O que está muito bem definido é que os terminais de regaseificação no Brasil e a produção de gás fora da costa trazem para o Brasil uma flexibilidade muito grande de suprimento e grandes negócios para a Petrobras atender, a título de spot, outros mercados, disse a executiva, lembrando que esse atendimento do mercado spot dependeria da afluência de chuvas.

O primeiro dos dois terminais de regaseificação de GNL da Petrobras será inaugurado amanhã, no porto cearense de Pecém, no município de São Gonçalo do Amarante, em cerimônia com a presença do presidente Luiz Inácio Lula da Silva. O terminal permitirá a regaseificação de até 7 milhões de metros cúbicos de GNL por dia.

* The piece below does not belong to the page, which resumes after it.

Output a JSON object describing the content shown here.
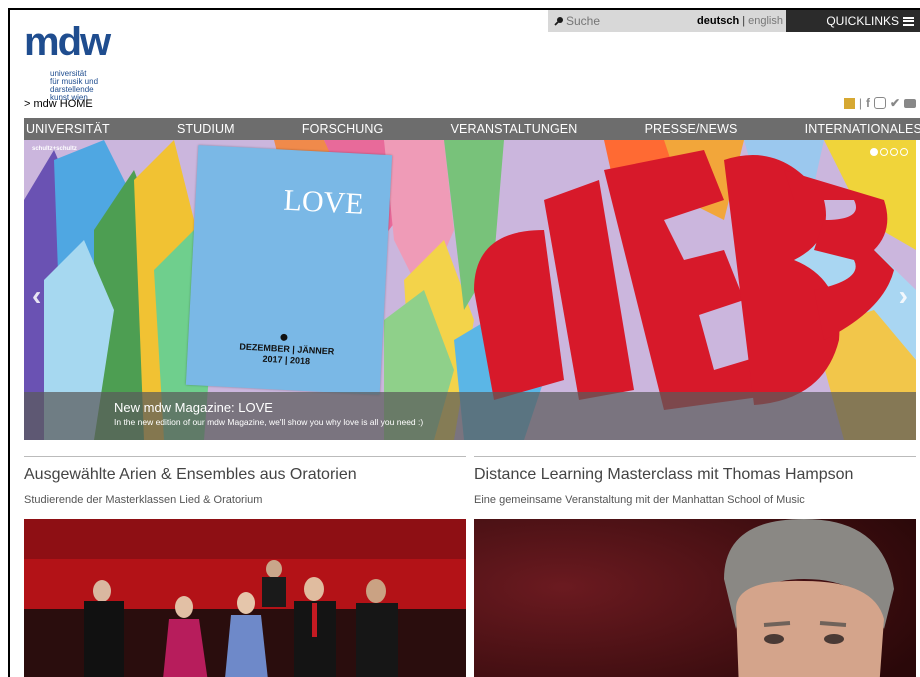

O navio regaseificador será o Golar Spirit, construído pelo estaleiro cingapuriano Keppel e afretado para a Petrobras por 10 anos, com possibilidade de renovação por mais 10 anos. O Golar Spirit tem capacidade de armazenar 129 mil metros cúbicos de GNL, o equivalente a 77 milhões de metros cúbicos de gás natural.

Maria das Graças espera antecipar o fim das obras do segundo terminal de regaseificação de GNL, na Baía de Guanabara, no Rio de Janeiro. Inicialmente previsto para ficar pronto entre maio e junho do ano que vem, a expectativa da diretora é conseguir aprontar o empreendimento em novembro.

A executiva confirmou que deve trazer mais navios regaseificadores além das embarcações da Golar - o Golar Winter atenderá o terminal do Rio de Janeiro - mas não revelou de que construtor.

Já a construção de um terceiro terminal dependerá, segundo ela, dos leilões de energia de A-3 e A-5 que ocorrerão em setembro.